#ubuntu-lb 2011-10-20
<Armageddon> hadiiii, is here
<Armageddon> fal hadiiii
<rapacity> leh? :(
#ubuntu-lb 2011-10-21
<dabukalam> what happened to this
<youssefchaker> dabukalam: Armageddon went to the states and forgot about us
<dabukalam> youssefchaker, aren't YOU in the states?!
<youssefchaker> nope
<youssefchaker> i moved back to lebanon
<youssefchaker> and i never forgot about anyone when i was in the states :P
<dabukalam> shou khas?
<dabukalam> you can't really expect to be out there handing out flyers if you're in the US
<dabukalam> I think the whole ubuntu-lb has the wrong attitude
<dabukalam> that's what we should be doinf
<dabukalam> presentation after presentation
<dabukalam> it needs to be hype-building
<dabukalam> not useless meetings and a presentation once a year
<dabukalam> i'm in the UK atm
<dabukalam> but when I'm back in leb in Feb
<dabukalam> I can do that stuff
<dabukalam> this whole group is totally against what the open source movement is about
<dabukalam> talk talk talk power struggles instead of actually doing shit
 * Armageddon hits youssefchaker on the head with a hammer
<Armageddon> what am I still doing here if I forgot about you ? :o
<youssefchaker> you automatically join the chatroom
<youssefchaker> ma khass
<youssefchaker> :P
<Armageddon> no I don't auto join any channel
<youssefchaker> inno mashina
<youssefchaker> i was joking
<youssefchaker> frida
<youssefchaker> ma3leh
<Armageddon> :p
<Armageddon> mamnou3 :@
<dabukalam> !ubuntu
<lubotu3`> Ubuntu is a complete Linux-based operating system, freely available with both community and professional support.

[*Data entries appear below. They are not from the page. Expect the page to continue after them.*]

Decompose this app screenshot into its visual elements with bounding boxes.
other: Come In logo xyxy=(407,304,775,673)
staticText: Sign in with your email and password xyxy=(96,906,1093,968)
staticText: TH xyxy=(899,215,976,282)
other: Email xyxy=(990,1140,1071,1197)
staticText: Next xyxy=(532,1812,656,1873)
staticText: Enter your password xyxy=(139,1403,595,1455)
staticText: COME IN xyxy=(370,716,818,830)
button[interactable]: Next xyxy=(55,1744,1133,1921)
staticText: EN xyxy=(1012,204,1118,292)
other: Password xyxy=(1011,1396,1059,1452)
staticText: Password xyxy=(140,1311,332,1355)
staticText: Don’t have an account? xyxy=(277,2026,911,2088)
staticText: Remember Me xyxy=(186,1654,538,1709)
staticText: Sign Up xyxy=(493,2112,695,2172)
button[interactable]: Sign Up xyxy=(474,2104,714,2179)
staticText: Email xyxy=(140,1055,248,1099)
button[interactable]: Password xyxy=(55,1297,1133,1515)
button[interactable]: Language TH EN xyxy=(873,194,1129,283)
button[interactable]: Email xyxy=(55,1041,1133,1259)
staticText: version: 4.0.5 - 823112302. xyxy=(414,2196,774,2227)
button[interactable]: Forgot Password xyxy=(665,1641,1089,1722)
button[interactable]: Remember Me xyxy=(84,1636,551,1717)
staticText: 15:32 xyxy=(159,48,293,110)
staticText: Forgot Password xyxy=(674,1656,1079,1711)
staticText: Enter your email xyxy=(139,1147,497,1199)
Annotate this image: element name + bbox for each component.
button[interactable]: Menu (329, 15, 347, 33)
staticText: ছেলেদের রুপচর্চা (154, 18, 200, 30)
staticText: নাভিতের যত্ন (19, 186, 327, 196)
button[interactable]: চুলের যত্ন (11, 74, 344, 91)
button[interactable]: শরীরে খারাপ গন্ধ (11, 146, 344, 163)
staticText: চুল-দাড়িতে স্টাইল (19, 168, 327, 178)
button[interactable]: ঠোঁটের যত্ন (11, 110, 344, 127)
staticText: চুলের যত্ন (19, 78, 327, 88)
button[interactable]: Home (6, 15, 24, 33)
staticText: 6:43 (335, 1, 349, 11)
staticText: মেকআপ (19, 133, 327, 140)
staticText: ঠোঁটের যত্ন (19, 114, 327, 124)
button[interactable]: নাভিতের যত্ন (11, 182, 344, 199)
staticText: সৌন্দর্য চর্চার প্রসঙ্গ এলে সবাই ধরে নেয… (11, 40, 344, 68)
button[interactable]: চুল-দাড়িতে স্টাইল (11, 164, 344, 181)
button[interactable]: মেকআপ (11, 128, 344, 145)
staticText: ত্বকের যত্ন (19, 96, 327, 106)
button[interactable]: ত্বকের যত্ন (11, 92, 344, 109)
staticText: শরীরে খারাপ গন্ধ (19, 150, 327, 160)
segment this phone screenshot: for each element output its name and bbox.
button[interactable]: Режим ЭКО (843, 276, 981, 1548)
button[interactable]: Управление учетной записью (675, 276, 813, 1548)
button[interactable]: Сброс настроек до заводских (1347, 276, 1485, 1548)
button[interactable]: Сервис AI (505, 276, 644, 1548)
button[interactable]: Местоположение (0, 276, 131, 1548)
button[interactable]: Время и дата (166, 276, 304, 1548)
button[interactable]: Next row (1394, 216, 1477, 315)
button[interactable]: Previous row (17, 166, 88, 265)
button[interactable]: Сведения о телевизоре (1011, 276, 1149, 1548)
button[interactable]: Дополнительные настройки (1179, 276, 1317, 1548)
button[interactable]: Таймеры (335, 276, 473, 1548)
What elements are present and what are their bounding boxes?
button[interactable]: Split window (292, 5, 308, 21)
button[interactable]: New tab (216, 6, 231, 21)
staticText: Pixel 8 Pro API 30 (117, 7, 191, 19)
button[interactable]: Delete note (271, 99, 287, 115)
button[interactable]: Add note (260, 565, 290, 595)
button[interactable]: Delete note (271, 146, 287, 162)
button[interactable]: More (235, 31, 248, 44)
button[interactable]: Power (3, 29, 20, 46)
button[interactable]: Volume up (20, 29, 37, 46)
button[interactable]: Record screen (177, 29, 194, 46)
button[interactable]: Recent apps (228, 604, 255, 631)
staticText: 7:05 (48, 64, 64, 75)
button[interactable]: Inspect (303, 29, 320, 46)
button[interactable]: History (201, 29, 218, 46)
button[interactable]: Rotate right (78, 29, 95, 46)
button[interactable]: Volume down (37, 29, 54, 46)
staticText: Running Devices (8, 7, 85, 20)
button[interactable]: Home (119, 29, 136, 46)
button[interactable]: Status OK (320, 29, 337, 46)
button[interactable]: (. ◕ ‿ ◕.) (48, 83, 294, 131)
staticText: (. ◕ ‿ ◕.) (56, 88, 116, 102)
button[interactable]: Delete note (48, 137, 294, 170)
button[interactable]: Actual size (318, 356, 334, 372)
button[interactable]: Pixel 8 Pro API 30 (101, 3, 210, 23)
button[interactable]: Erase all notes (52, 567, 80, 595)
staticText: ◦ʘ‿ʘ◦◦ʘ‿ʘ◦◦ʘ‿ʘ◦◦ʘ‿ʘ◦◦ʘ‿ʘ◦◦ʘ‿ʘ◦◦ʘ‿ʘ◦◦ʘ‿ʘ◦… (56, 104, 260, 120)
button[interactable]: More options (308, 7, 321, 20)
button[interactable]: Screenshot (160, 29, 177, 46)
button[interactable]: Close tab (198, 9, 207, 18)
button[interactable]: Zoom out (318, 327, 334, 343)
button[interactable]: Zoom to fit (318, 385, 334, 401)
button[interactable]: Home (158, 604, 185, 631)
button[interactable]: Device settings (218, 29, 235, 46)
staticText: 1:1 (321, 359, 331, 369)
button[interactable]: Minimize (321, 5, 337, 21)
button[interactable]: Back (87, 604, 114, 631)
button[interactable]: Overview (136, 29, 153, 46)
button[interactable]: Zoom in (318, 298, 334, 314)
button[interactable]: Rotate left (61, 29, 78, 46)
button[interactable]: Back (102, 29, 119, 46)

It is developed by a large community and we invite you to participate too! - Also see http://www.ubuntu.com
<dabukalam> !kubuntu
<lubotu3`> kubuntu is Ubuntu with the KDE Software Compilation instead of !Gnome. See http://kubuntu.org for more information - For support join #kubuntu - See also !kde
<dabukalam> !xubuntu
<lubotu3`> Xubuntu is Ubuntu with Xfce instead of !GNOME. More info at http://www.xubuntu.org and http://wiki.ubuntu.com/Xubuntu/ - To install from Ubuntu: « sudo apt-get install xubuntu-desktop » - Join #xubuntu for support - See also: !Ubuntu and !Xubuntu-Channels
<dabukalam> !lubuntu
<lubotu3`> lubuntu is a project to create a derivative of Ubuntu using the LXDE desktop environment. See https://wiki.ubuntu.com/Lubuntu . /join #lubuntu for lubuntu support.
<dabukalam> !edubuntu
<lubotu3`> Edubuntu is an Ubuntu derivative aimed at schools and educational institutions. For more info, see http://www.edubuntu.org
<dabukalam> !gdm
<dabukalam> !gnome
<lubotu3`> GNOME is the default !desktop environment on Ubuntu up to 10.10 To install it from Kubuntu or Xubuntu, type « sudo apt-get install ubuntu-desktop » in a !terminal.
<dabukalam> !ldm
<dabukalam> !lightdm
<dabukalam> !oneiric
<lubotu3`> Ubuntu 11.10 (Oneiric Ocelot) is the current release of Ubuntu | Download http://releases.ubuntu.com/11.10/ - Release Info: http://www.ubuntu.com/getubuntu/releasenotes/1110
<dabukalam> !precise
<lubotu3`> Ubuntu 12.04 LTS (Precise Pangolin) will be the sixteenth release of Ubuntu. Codename announcement here: http://www.markshuttleworth.com/archives/784
<dabukalam> !lebanon
<dabukalam> !danny
<dabukalam> !me
<lubotu3`> Hi! I'm #ubuntu-lb's favorite infobot, you can search my brain yourself at http://ubottu.com/factoids.cgi | Usage info: http://ubottu.com/devel/wiki/Plugins | Bot channels and general info: https://wiki.ubuntu.com/IRC/Bots
<dabukalam> !you
<dabukalam> !hi
<dabukalam> !bored
<lubotu3`> The #ubuntu-trivia channel is a place for testing your brain power and having fun! Join to test your knowledge of your favourite operating system (Ubuntu, of course!) and to keep excercising those cranial muscles.
<dabukalam> oo
<Armageddon> :/
<Armageddon> easy
#ubuntu-lb 2011-10-23
<compengi> ping
<Armageddon> pong
<compengi> hey
<Armageddon> sup ?
<compengi> good and you
#ubuntu-lb 2012-10-15
<Armageddon> compengi, is here ? :o
<Armageddon> woohoo
#ubuntu-lb 2012-10-19
<Mi`> everyone's okay people D: ?
<Armageddon> hello
<Mi`> hello ^^
<Armageddon> hello ^^
<Mi`> ^_^
<Mi`> haha
#ubuntu-lb 2012-10-20
<johnny06> seems so quite in here
#ubuntu-lb 2013-10-17
<Armageddon> BEC, is here
<BEC> hey Armageddon
<Armageddon> BEC, howdy
#ubuntu-lb 2013-10-18
<Armageddon> BEC, is beck :p